The Who – ‘We’re Not Gonna Take It’
  • Writer: Pete Townshend
  • Producer: Kit Lambert
  • Recorded: Early 1969 at IBC Studios in London, England
  • Released: May 1969
  • Players:
    Roger Daltrey — vocals
    Pete Townshend — guitar, vocals
    John Entwistle — bass, vocals
    Keith Moon — drums
  • Album: Tommy (Decca, 1969)
  • Also On:
    The Story Of The Who (Polydor, 1976)
    Join Together (MCA, 1990)
    Thirty Years Of Maximum R&B (MCA, 1994)
    Live At The Isle Of Wight Festival 1970 (Columbia/Legacy, 1996)
    Live At Leeds — Deluxe Edition (MCA, 2001)
  • The closing number of the Who‘s rock opera Tommy is actually three songs in one: the opening segment, then a mid-song reprise of “See Me, Feel Me,” and the “listening to you” chorale that closes the album on a hopeful note.
  • “We’re Not Gonna Take It” was one of the earliest songs completed for the album.
  • “We’re Not Gonna Take It” is partly a salute to Pete Townshend‘s spiritual guru, Meher Baba, particularly the “listening to you” portion, which praises the rewards of devotion (“following you, I climb the mountain/I get excitement at your feet”).
  • Townshend was actually critical of the song’s closing lines — “It’s meant to be extremely serious and plaintive, but words fail so miserably to represent emotions unless you skirt around the outside, and I didn’t do it enough there… This one fails because it actually comes out and says it.”
  • The opening portion of the song, however, chronicles the revolt by Tommy’s disciples when they decide they don’t want to adhere to the rules at his “holiday camp” retreat — particularly when he tells them they shouldn’t drink or smoke pot.
  • Tommy‘s working titles included Deaf, Dumb And Blind Boy, Amazing Journey, Journey Into Space, The Brain Opera, and Omnibus.
  • Though not the first rock opera (that was the Pretty ThingsS.F. Sorrow) nor the Who’s first conceptual piece (the band had already recorded “Rael” and “A Quick One While He’s Away”), Tommy is regarded as one of rock’s landmark albums, one that helped the young art form gain greater respectability from other cultural circles.
  • Tommy peaked at Number Four on the Billboard 200, where it stayed for 47 weeks — far longer than any other Who album to that point.
  • Some of the legendary performances of the entire opera were at the Woodstock festival in 1969 and at New York City’s Metropolitan Opera in 1970.

FAST FORWARD:

  • In 1972, Tommy was the basis for an all-star orchestral production (featuring Rod Stewart and Ringo Starr) by the London Symphony Orchestra And Chamber Choir, as well as for a ballet by Les Grand Ballets Des Canadiens in New York City.

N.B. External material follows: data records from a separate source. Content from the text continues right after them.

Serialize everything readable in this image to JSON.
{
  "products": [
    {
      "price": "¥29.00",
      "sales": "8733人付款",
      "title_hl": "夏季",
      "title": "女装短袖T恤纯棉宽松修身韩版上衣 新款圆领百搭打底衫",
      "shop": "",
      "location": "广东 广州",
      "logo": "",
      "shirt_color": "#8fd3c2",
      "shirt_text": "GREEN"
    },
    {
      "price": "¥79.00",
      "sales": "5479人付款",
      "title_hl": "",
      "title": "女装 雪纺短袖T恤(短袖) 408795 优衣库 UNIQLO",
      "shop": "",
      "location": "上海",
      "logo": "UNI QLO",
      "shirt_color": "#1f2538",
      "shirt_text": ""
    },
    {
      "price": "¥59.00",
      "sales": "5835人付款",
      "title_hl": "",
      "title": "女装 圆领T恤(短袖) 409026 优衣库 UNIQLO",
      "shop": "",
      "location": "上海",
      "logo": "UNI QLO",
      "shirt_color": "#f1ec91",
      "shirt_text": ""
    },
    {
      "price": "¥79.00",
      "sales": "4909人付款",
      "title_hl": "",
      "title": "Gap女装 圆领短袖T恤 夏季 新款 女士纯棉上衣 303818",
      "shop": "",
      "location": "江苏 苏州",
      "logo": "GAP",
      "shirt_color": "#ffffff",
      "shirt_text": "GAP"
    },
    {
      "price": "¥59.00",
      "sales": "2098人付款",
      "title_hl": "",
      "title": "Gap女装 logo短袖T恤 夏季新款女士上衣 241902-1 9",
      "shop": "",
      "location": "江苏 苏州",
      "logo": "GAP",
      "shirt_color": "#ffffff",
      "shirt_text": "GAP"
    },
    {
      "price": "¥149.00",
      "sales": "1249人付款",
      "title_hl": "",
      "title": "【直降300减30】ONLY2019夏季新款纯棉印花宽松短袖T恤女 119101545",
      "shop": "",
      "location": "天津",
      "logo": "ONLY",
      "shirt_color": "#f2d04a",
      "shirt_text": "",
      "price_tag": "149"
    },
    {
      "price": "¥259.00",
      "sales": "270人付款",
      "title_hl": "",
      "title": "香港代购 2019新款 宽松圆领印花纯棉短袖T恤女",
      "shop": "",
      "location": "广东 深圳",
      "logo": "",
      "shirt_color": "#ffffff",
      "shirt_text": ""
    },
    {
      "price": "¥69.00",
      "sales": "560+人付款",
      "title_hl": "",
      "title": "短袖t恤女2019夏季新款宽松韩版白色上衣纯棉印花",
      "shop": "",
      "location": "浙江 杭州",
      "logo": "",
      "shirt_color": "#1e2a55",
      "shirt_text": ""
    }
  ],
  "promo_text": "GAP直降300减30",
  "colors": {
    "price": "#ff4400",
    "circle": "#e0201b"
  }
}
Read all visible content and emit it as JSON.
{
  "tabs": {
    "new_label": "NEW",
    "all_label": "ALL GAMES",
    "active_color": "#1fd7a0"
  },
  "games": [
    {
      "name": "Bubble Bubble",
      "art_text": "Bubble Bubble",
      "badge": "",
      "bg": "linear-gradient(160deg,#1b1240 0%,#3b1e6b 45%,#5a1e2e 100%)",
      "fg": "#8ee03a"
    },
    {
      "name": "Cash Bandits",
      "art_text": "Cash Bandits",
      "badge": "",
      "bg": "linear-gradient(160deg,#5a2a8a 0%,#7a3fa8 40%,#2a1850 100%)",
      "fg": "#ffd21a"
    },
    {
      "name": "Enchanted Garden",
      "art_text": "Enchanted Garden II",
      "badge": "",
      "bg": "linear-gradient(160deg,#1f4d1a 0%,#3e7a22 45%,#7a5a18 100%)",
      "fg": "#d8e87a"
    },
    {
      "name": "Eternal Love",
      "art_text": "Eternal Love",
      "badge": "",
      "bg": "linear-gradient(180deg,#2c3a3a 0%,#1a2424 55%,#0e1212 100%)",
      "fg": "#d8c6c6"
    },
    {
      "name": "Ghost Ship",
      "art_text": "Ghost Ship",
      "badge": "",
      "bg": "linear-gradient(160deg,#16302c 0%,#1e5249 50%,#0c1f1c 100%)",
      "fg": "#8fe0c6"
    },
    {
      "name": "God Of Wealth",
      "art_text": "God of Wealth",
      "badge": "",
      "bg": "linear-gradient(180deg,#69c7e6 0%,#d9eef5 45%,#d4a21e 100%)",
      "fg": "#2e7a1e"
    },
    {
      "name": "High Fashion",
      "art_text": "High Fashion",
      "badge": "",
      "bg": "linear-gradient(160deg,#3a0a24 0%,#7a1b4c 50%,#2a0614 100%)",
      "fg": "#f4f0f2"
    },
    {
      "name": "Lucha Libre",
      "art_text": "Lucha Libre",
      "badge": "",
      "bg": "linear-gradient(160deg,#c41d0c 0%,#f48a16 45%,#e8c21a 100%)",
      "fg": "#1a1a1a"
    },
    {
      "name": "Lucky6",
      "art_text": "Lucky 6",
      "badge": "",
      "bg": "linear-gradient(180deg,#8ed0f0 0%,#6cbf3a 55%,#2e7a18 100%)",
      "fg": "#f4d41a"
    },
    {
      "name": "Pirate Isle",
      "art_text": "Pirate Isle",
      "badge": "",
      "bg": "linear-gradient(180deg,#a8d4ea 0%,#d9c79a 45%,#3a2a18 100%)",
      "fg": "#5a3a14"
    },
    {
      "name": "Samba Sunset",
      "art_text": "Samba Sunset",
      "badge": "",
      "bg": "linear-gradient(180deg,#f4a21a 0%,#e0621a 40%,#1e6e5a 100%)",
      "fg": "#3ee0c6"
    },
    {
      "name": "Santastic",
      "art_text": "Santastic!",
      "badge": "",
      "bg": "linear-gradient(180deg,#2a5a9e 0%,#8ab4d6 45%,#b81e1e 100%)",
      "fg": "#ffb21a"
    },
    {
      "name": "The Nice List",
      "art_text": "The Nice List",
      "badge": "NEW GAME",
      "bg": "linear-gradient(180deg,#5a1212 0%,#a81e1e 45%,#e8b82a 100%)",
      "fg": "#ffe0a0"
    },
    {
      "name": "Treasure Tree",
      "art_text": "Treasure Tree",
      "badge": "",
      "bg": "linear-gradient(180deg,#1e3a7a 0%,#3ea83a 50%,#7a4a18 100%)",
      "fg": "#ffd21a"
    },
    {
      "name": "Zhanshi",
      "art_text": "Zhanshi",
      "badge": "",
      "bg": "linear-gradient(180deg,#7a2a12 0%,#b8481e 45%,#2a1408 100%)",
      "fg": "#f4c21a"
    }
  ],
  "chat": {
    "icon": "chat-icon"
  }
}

It’s also lent itself to a film by Ken Russell and a Tony-winning Broadway production.
  • After retiring it in 1971, the Who performed Tommy on their 1989 North American tour.
  • Drummer Keith Moon died in the fall of 1978. He was replaced by former Faces drummer Kenney Jones.
  • The Who were inducted into the Rock and Roll Hall of Fame in 1990.
  • In 2002, bassist John Entwistle suffered a heart attack and died in his hotel room at the Hard Rock Hotel & Casino in Las Vegas, the day before the Who were to start a North American tour. Townshend and Daltrey decided to play the tour in Entwistle’s memory, and they brought in British session player Pino Palladino for the dates. Palladino has remained with the band ever since.

The band released an album last year called Endless Wire, and recently finished a world tour in support of it. They are preparing to record a new studio album this fall, which might feature a number of early R&B covers.